Alert investors shouldn't be all that surprised that despite a weak offshore drilling market, a Seadrill Ltd (NYSE: SDRL ) subsidiary signed a landmark deal. In this case, relatively new spin-off North Atlantic Drilling Ltd (NYSE: NADL ) reached a large deal to work with Rosneft, a large Russian energy producer. The deal was significant enough that Vladimir Putin is raising some red flags about its long-term validity.
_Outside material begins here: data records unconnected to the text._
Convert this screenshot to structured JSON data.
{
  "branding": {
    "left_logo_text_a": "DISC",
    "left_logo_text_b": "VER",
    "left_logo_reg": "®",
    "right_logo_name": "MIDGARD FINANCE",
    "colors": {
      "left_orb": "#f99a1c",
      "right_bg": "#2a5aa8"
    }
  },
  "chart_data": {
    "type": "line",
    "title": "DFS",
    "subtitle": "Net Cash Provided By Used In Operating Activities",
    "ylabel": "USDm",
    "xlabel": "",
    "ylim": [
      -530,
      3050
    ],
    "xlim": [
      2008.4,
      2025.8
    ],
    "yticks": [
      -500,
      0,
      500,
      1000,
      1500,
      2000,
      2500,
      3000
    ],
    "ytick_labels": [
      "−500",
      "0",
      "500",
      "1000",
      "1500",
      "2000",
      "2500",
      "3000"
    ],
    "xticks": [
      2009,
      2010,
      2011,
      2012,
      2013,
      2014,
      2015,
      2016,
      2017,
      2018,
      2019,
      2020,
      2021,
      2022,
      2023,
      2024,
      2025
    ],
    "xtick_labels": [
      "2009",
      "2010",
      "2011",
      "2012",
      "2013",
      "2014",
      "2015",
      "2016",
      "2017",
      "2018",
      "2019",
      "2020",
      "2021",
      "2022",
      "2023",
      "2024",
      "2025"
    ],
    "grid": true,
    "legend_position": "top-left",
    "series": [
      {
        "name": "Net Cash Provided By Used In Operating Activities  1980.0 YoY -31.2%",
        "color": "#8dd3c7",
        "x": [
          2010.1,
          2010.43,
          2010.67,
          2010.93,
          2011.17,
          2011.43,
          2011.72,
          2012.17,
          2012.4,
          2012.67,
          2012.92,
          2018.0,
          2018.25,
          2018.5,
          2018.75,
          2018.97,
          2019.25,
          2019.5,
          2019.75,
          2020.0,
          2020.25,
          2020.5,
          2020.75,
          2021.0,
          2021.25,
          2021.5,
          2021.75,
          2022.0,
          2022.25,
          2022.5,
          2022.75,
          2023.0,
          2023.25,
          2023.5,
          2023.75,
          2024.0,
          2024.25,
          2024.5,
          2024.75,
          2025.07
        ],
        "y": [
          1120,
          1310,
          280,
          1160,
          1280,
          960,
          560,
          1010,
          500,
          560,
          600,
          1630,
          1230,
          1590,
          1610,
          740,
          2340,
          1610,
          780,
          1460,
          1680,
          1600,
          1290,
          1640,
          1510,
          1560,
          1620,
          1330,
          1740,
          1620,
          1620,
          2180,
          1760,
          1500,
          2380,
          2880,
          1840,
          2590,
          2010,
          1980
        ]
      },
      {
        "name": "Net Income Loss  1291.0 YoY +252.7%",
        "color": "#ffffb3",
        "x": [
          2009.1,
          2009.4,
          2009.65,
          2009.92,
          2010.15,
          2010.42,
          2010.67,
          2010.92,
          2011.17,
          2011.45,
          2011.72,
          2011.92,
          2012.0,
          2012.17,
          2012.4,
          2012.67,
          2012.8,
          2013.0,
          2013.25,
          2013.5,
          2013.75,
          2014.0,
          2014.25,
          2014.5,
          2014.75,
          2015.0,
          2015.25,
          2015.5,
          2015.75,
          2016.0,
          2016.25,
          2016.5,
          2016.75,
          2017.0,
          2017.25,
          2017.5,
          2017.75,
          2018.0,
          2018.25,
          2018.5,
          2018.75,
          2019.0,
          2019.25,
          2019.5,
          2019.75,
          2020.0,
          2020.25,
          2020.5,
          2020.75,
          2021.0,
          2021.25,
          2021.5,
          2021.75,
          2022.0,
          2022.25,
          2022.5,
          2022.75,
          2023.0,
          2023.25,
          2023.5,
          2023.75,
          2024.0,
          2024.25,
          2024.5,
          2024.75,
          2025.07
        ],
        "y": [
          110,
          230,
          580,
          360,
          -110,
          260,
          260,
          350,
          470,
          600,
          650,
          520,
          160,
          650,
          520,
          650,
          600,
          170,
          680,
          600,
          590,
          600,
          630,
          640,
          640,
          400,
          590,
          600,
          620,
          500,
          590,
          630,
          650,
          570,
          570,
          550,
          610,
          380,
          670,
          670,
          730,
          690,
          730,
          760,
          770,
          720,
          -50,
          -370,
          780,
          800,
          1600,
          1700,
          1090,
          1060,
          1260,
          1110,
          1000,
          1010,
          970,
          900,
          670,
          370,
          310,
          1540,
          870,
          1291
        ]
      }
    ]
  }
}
North Atlantic Drilling is a pure-play, harsh environment firm with eight offshore rigs and a focus on the North Sea in Norway and now the Arctic Shelf aspirations of Russia. The company has a ninth rig under construction with a delivery date of 2015 and a likely destination of the Russian Arctic. The harsh environments of the Arctic are expected to contain vast amounts of energy resources, and North Atlantic Drilling happens to have a young fleet focused on the sector.
Remember, Seadrill recently signed a massive deal in Mexico with Pemex for up to six jack-up rigs. This again signals that companies with new rigs can find significant deals.
Both Rosneft and North Atlantic Drilling issued separate press releases providing slightly different details. According to North Atlantic, the deal involves initial deployment of up to nine offshore rigs with a total commitment of 35 rig years. Rosneft suggests that the deal involves a letter of award for six harsh environment offshore drilling rigs and North Atlantic Drilling entering the onshore market.
Both agree that the deal involves a significant investment in North Atlantic Drilling by Rosneft, though still keeping Seadrill as the majority owner.
The deal starts with the recently upgraded West Alpha rig drilling a Kara Sea well in Aug. The rig is currently working for Rosneft partner ExxonMobil Corp (NYSE: XOM ) and will drill a joint venture well. Interestingly, the rig was built in 1986 and is by far the oldest in North Atlantic Drilling's fleet. It also brings up the point that the company only has eight operating rigs at present and several of those under long-term contracts that last into 2018 and 2019; this suggests that a significant new build growth phase may begin to meet the demands of this deal.
North Atlantic Drilling investors obviously benefit the most if the deal is implemented on favorable terms and the Russian government doesn't muddle in the deal down the road. The actual dayrates and purchase price aren't listed making it difficult at this point to analyze.
Assuming that Seadrill wouldn't enter into a long-term deal of this manner without favorable terms, the best way to play this sizable working relationship with a contentious party without taking outsized risk is through the majority owner that has diversified assets. The company's 70% investment is now worth more knowing that it has long-term contracts for existing and new rigs, but Seadrill also offers an investment diversification away from the political risks in Russia.
Currently, Seadrill has a market valuation of around $17.5 billion with the North Atlantic Drilling position worth around $1.5 billion, or slightly less than 10% of the whole company. In addition, Seadrill benefits from having a substantial amount of rigs off the market going forward providing potential better rates for its fully owned rigs.
Aggressive investors can invest directly in North Atlantic Drilling to benefit from this high-risk proposition regarding a substantial level of work from Russia. For more risk-adverse investors, Seadrill is the best way to play the growth in Arctic demand and overall offshore growth due to the company's consistent ability to position assets for the big deals. If ExxonMobil has any position in the deal, then considering its work with Rosneft it might reduce the risk of dealing with the Russian government.